Canon has reportedly axed its popular EOS 5D DSLR line null

Canon’s EOS 5D DSLR range has long been the go-to choice for both photography enthusiasts and professionals, with the EOS 5D Mark IV still one of the most popular cameras on the market. However, if the latest reports are true, the 5D line has reached the end of the road.

According to Canon Rumors, which has been a reliable source for news on the Japanese camera maker, the company is pulling the plug on the full-frame DLSR camera range, with a source telling the online publication that development on an EOS 5D Mark V was halted “some time ago”.

While this shouldn’t come as a big surprise, considering Canon has been pouring all of its efforts in bolstering its EOS R full-frame mirrorless stable lately, the EOS 5D Mark V did appear on the company’s internal roadmap in October 2019.
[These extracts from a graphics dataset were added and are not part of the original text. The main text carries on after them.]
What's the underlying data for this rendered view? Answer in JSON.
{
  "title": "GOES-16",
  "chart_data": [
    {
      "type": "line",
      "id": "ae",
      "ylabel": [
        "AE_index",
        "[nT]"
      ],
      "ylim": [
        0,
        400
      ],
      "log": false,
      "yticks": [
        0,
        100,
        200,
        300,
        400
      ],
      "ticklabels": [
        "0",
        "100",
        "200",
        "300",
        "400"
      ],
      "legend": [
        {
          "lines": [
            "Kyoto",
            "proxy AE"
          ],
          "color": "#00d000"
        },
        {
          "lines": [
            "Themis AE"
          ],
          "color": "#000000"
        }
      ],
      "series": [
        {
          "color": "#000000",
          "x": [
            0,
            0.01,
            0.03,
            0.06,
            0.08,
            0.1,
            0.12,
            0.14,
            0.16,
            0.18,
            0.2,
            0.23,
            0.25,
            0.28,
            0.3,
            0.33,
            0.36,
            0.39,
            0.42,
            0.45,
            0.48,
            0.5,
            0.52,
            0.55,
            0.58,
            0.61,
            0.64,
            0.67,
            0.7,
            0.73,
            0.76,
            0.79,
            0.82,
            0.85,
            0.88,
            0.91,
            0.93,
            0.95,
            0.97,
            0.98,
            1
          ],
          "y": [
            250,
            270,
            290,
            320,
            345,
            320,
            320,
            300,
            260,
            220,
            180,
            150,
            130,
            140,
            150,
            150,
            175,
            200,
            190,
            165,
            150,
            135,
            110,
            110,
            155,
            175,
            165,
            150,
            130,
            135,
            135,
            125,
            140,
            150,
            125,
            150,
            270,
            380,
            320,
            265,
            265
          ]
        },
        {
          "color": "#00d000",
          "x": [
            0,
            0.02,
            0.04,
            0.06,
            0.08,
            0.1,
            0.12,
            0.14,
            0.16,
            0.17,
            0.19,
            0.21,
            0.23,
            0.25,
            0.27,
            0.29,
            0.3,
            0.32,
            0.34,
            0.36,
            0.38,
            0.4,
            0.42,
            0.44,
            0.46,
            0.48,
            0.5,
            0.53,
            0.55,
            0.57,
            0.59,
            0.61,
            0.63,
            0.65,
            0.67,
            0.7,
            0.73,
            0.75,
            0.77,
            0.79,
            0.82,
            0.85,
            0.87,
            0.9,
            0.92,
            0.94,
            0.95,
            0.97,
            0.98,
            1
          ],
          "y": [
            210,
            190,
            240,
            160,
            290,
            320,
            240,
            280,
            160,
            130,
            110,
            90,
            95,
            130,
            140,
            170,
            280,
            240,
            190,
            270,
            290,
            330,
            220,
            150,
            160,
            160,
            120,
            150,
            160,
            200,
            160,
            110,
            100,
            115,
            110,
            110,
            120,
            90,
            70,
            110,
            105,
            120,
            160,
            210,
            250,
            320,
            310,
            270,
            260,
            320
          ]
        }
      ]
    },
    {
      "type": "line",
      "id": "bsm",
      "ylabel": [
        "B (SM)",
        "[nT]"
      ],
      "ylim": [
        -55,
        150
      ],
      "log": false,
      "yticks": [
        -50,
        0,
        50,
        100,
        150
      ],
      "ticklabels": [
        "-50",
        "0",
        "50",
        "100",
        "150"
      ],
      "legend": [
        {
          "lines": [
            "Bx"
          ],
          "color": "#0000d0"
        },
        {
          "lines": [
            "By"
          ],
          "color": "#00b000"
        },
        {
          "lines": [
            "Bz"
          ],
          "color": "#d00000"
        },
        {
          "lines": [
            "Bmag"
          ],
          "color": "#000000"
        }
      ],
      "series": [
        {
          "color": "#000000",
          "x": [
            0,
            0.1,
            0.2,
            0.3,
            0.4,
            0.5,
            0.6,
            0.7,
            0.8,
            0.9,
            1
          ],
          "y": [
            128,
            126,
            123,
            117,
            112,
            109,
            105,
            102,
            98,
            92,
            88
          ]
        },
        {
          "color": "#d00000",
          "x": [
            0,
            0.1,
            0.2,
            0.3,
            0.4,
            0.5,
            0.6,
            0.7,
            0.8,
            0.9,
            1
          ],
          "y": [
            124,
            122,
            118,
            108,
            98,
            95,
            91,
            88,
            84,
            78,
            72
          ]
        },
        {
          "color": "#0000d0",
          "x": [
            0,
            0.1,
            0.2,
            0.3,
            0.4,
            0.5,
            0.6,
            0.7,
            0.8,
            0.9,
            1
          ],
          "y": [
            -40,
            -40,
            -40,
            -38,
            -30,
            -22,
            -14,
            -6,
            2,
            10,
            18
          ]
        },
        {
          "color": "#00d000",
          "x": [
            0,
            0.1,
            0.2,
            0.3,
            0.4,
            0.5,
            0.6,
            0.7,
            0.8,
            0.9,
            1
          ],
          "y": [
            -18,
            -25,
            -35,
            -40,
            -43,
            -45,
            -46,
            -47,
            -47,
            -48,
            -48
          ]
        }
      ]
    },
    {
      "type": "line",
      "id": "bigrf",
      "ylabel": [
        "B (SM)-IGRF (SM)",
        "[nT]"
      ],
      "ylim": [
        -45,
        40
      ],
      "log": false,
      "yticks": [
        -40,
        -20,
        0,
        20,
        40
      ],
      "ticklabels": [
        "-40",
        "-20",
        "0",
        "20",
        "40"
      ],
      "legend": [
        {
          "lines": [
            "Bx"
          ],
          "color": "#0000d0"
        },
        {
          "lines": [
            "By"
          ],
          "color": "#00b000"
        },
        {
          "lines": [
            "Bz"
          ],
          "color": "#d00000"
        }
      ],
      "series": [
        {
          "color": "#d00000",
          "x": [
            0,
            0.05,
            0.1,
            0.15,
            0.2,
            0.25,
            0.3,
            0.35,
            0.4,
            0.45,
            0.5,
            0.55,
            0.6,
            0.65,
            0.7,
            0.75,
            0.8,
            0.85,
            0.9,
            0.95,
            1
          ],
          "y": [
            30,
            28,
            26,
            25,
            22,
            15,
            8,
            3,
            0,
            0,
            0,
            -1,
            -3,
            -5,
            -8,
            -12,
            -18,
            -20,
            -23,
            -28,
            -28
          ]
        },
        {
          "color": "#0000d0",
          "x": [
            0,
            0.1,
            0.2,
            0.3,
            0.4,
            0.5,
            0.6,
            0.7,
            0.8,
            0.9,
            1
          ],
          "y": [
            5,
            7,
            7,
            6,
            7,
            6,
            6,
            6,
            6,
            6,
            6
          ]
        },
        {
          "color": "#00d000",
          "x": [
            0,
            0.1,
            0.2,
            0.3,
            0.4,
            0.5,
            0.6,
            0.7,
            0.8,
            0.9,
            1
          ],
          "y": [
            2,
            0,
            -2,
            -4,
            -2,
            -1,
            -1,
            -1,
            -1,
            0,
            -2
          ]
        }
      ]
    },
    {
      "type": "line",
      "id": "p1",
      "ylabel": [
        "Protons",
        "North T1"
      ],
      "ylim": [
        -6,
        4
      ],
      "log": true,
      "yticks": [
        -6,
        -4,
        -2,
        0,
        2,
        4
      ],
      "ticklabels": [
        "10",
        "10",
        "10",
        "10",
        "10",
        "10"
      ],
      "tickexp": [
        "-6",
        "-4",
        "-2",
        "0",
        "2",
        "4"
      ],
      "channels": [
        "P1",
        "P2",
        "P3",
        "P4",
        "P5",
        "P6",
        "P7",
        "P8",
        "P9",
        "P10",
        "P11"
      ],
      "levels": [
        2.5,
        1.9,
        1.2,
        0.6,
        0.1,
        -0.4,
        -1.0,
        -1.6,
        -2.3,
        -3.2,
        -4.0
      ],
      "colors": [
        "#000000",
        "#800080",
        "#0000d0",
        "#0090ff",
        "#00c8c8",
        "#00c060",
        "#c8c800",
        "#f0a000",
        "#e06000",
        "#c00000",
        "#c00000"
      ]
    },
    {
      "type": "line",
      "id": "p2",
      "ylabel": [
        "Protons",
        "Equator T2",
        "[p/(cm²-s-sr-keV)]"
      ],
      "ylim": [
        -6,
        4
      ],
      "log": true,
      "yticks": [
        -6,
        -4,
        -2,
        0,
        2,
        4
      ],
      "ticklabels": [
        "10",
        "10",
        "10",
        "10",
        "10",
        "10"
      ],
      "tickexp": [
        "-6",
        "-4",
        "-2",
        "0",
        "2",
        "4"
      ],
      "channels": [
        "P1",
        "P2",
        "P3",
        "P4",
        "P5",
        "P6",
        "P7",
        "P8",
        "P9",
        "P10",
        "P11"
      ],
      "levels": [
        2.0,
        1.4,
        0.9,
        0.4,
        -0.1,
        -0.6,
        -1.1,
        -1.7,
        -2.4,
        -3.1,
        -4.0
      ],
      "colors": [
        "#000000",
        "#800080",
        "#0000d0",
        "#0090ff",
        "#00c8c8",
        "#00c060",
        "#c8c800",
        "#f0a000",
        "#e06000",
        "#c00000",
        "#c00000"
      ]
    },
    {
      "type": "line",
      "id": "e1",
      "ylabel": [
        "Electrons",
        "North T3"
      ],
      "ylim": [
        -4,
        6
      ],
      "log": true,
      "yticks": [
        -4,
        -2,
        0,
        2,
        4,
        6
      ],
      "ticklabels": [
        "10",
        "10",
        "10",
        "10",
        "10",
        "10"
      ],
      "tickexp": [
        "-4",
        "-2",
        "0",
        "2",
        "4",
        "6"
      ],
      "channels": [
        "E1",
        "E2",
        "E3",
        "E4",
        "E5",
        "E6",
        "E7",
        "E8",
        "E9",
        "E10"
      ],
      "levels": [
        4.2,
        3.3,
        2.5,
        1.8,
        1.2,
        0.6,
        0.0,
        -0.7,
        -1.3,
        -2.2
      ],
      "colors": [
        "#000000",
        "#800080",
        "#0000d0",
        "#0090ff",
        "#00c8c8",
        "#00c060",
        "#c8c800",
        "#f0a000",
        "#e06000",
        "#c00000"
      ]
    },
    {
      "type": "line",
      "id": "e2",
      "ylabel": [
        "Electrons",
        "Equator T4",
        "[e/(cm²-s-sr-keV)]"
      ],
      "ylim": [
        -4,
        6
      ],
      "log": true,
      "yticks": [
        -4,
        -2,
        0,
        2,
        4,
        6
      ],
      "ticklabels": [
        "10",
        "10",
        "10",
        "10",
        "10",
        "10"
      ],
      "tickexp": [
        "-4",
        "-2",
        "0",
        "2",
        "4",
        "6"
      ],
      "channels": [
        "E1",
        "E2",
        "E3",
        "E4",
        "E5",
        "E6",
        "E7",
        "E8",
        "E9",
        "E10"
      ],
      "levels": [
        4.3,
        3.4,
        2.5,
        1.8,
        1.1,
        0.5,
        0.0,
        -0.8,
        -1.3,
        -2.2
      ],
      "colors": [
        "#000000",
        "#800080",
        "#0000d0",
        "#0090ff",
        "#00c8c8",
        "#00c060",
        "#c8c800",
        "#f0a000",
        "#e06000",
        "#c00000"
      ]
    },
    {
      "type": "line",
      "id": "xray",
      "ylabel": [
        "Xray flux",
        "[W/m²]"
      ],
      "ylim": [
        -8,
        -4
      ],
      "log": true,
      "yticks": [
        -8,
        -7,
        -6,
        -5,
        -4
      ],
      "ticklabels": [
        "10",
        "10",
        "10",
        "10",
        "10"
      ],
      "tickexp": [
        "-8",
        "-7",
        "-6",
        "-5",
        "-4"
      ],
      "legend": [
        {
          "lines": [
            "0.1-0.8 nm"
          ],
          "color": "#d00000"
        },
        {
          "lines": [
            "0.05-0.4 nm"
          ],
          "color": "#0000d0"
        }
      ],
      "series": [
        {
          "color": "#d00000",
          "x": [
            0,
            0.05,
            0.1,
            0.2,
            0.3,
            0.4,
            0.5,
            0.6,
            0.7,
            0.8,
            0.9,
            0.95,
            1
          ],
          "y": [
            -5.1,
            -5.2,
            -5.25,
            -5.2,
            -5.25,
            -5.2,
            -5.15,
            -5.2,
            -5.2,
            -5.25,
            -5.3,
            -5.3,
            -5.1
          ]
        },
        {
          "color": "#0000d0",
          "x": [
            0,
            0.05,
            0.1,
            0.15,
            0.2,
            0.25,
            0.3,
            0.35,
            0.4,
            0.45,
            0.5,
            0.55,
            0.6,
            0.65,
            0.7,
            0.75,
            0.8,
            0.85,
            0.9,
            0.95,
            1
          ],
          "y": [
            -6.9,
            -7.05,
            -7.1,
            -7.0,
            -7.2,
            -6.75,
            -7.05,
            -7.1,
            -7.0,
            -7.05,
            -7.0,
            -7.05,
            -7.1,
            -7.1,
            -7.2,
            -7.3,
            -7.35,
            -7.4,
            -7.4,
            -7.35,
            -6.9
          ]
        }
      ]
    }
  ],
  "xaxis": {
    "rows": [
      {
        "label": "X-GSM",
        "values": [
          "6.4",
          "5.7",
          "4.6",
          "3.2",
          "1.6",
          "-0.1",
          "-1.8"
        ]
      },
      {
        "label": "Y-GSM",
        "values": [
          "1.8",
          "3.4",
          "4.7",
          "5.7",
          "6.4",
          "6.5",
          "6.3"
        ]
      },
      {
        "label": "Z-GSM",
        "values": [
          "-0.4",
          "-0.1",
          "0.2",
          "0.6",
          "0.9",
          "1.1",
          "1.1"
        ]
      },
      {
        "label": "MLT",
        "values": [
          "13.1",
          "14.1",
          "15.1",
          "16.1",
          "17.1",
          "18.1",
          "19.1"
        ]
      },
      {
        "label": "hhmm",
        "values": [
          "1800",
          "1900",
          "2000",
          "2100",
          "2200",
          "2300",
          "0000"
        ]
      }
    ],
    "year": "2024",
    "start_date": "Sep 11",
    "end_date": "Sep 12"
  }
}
This news, if true, will be disappointing to photographers who still prefer using an optical viewfinder and, apparently, Canon has acknowledged that. So, according to Canon Rumors’ source, there will be something on the cards for them but, at this time, there’s no hints to what that might be.

Death of the DSLR?

If Canon does scrap the 5D line, there’s precedent for it – last year we heard that the camera maker had axed the beginner-level 7D line after just two iterations of the popular APS-C format DSLR.

Moreover, Canon has made it very clear that the new EOS R5 is, essentially, an upgraded mirrorless version of the 5D range. And with no new EF lenses on the horizon to complement a new DSLR, it seems likely that Canon could slowing be killing off its DSLRs.

The first 5D camera launched way back in 2005 and was a pioneering full-frame DSLR. The second iteration was the first Canon camera to offer video recording capabilities and since then the 5D line has evolved. In fact, Canon revealed to us recently that the company is still struggling to meet the demand for the 5D Mark IV. So, has the day of the DSLR come and gone? 

Canon launched the EOS 90D and the EOS 850D in quick succession (although the latter has only just started shipping after a considerable delay due to the current global pandemic) and they will receive support for a while yet. 

As for the full-frame DSLRs – it’s anyone’s guess whether the 6D range will also end, but the future of photography is swiftly moving towards mirrorless. And with cameras like the EOS R6 and R5 under its belt, perhaps Canon might be forgiven if it decides to scrap its most popular DSLR range.